Moses could careen between extremes in the same year. If he was a “signature painter,” he had many signatures. And why not? A meditating Buddhist for much of his life, he made work that appears as though he was waiting for the special moment of spiritual enlightenment (or satori), when one abandons the compliance of the False Self (or a particular mode of artmaking) for the spontaneous creativity of the True Self (with its many facets of expression), to reference the distinction made by psychoanalyst D. W. Winnicott. Moses repeatedly moved from conformity and inauthenticity to nonconformity and authenticity in a determined attempt to remain true to himself. He said that all of his paintings were “self-portraits”: pictures of a self that refused stasis, casting off old stylistic skins the moment they lost their spiritual significance. Thus Moses could abandon the turbulent darkness of Bronco, 2002, for the colorful suaveness of Diamond Jim, 2008 (the work from which the show borrowed its title), and then abandon that in 2011 for a strangely subdued mixed-media work, Untitled, a painting spotted with circles resembling craters on a pockmarked moon.

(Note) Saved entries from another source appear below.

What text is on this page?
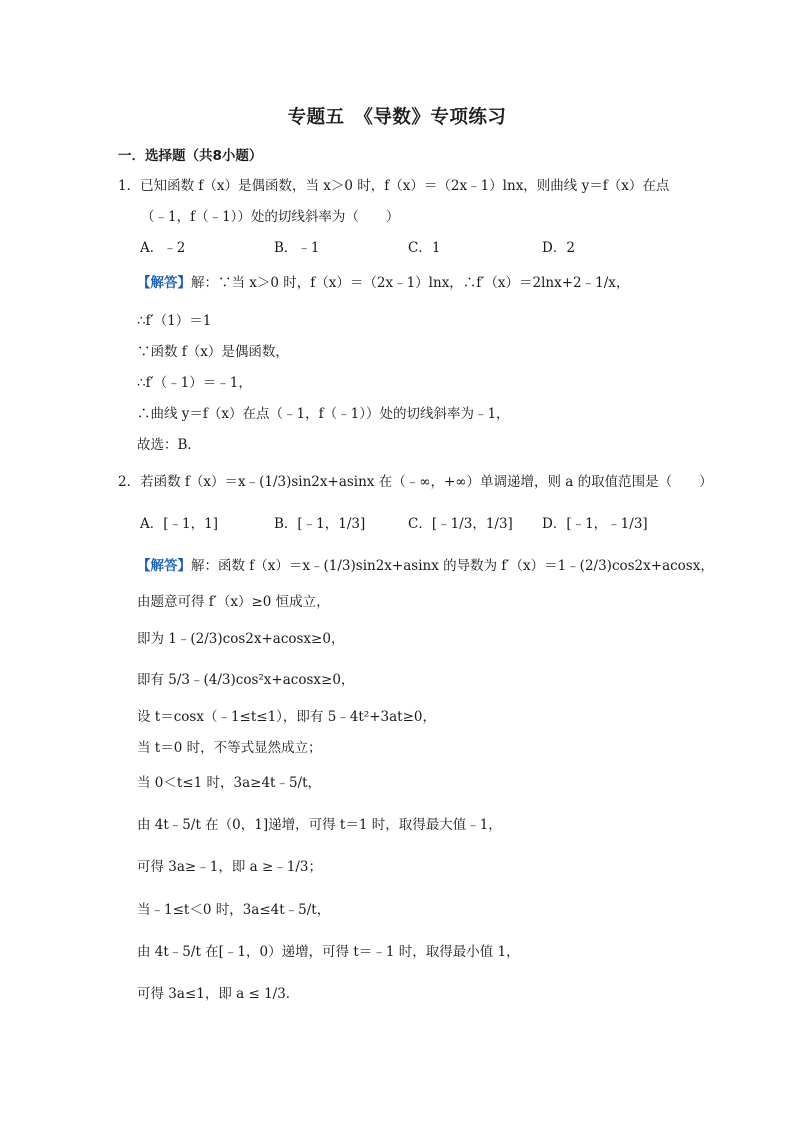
专题五　《导数》专项练习
一．选择题（共8小题）
1．已知函数 f（x）是偶函数，当 x＞0 时，f（x）＝（2x﹣1）lnx，则曲线 y＝f（x）在点
（﹣1，f（﹣1））处的切线斜率为（　　）
A．﹣2	B．﹣1	C．1	D．2
【解答】解：∵当 x＞0 时，f（x）＝（2x﹣1）lnx，∴f′（x）＝2lnx+2﹣1/x，
∴f′（1）＝1
∵函数 f（x）是偶函数，
∴f′（﹣1）＝﹣1，
∴曲线 y＝f（x）在点（﹣1，f（﹣1））处的切线斜率为﹣1，
故选：B．
2．若函数 f（x）＝x﹣(1/3)sin2x+asinx 在（﹣∞，+∞）单调递增，则 a 的取值范围是（　　）
A．[﹣1，1]	B．[﹣1，1/3]	C．[﹣1/3，1/3] D．[﹣1，﹣1/3]
【解答】解：函数 f（x）＝x﹣(1/3)sin2x+asinx 的导数为 f′（x）＝1﹣(2/3)cos2x+acosx，
由题意可得 f′（x）≥0 恒成立，
即为 1﹣(2/3)cos2x+acosx≥0，
即有 5/3﹣(4/3)cos²x+acosx≥0，
设 t＝cosx（﹣1≤t≤1），即有 5﹣4t²+3at≥0，
当 t＝0 时，不等式显然成立；
当 0＜t≤1 时，3a≥4t﹣5/t，
由 4t﹣5/t 在（0，1]递增，可得 t＝1 时，取得最大值﹣1，
可得 3a≥﹣1，即 a ≥﹣1/3；
当﹣1≤t＜0 时，3a≤4t﹣5/t，
由 4t﹣5/t 在[﹣1，0）递增，可得 t＝﹣1 时，取得最小值 1，
可得 3a≤1，即 a ≤ 1/3．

Moses’s works have a greater affinity with European art informel than with New York’s Abstract Expressionism. In the former, the artist sustains a lyrical flair; in the latter, the artist stops with an epic mess. Jackson Pollock, after all, was all about raw power. Moses’s poetic works, however, were concerned with accumulating a refined nuance with no preconceived conclusion or form: Expression is never finalized, but remains provisional, flexible, without a grandiose outcome in sight. Considering the fact that Moses lived and worked in Los Angeles—Venice, specifically—with his studio close to the Pacific Ocean, one might say that he surfed the surface of the canvas with his paint rather than dripped it around, as Pollock did. One should also note that there’s no mention of Moses in H. H. Arnason’s magisterial, two-volume survey, History of Modern Art (1968). Only Grandma Moses is named, which suggests the tragic shortcomings of textbook art scholarship.